In his inauguration speech, Mr. Trump said: “Every decision on trade, on taxes, on immigration, on foreign affairs, will be made to benefit American workers and American families. We must protect our borders from the ravages of other countries making our products, stealing our companies, and destroying our jobs.  Protection will lead to great prosperity and strength. I will fight for you with every breath in my body -- and I will never, ever let you down.”

Israel’s Prime Minister Benjamin Netanyahu tweeted his congratulations, calling Mr. Trump “my friend.” 

“Look fwd to working closely with you to make the alliance between Israel&USA stronger than ever,” the tweet said.

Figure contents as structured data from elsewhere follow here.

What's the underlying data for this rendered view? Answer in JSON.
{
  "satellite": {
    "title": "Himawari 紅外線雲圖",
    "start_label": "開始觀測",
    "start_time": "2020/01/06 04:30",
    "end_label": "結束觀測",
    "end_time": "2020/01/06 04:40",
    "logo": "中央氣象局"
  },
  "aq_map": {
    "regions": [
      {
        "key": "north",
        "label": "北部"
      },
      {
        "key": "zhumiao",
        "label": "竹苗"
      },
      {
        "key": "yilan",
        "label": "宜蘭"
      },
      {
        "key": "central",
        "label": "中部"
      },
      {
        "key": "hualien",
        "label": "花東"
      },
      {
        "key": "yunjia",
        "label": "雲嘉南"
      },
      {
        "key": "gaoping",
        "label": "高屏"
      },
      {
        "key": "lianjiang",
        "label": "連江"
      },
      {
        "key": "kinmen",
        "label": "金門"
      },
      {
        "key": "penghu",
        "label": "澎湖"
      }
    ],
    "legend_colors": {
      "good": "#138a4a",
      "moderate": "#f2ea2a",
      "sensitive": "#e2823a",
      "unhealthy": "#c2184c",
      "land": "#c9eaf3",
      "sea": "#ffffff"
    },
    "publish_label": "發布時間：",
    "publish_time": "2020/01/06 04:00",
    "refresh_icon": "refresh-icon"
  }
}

In a statement, Egypt’s President Abdel Fattah el-Sisi congratulated both Mr. Trump and the American people.

“The President looks forward to strengthening the friendship and enhancing the special strategic relations that bind Egypt and the United States of American at all levels,” the statement said.

It said the Egyptian president “emphasizes that Egypt looks forward to a new momentum in the trajectory of Egyptian-American relations under the administration of President Trump that shall serve the shared benefit and interest of the Egyptian and American peoples.”

Foreign ministers from Poland and Lithuania said they’re looking forward to working constructively with the Trump administration, and they played down anxieties that Mr. Trump’s pro-Russian views could hurt the region’s interests. 

Witold Waszczykowski said Poland is hopeful about the U.S. change. He noted with some bitterness that the region felt neglected by former President Barack Obama in the early years of his administration. 

Trump has caused unease in Central and Eastern Europe nations that he might sacrifice their security needs at a time they are especially fearful of Russia. 

Linas Linkevicius of Lithuania says some of Trump’s statements have been “confusing” but says he’s not jumping to any conclusions.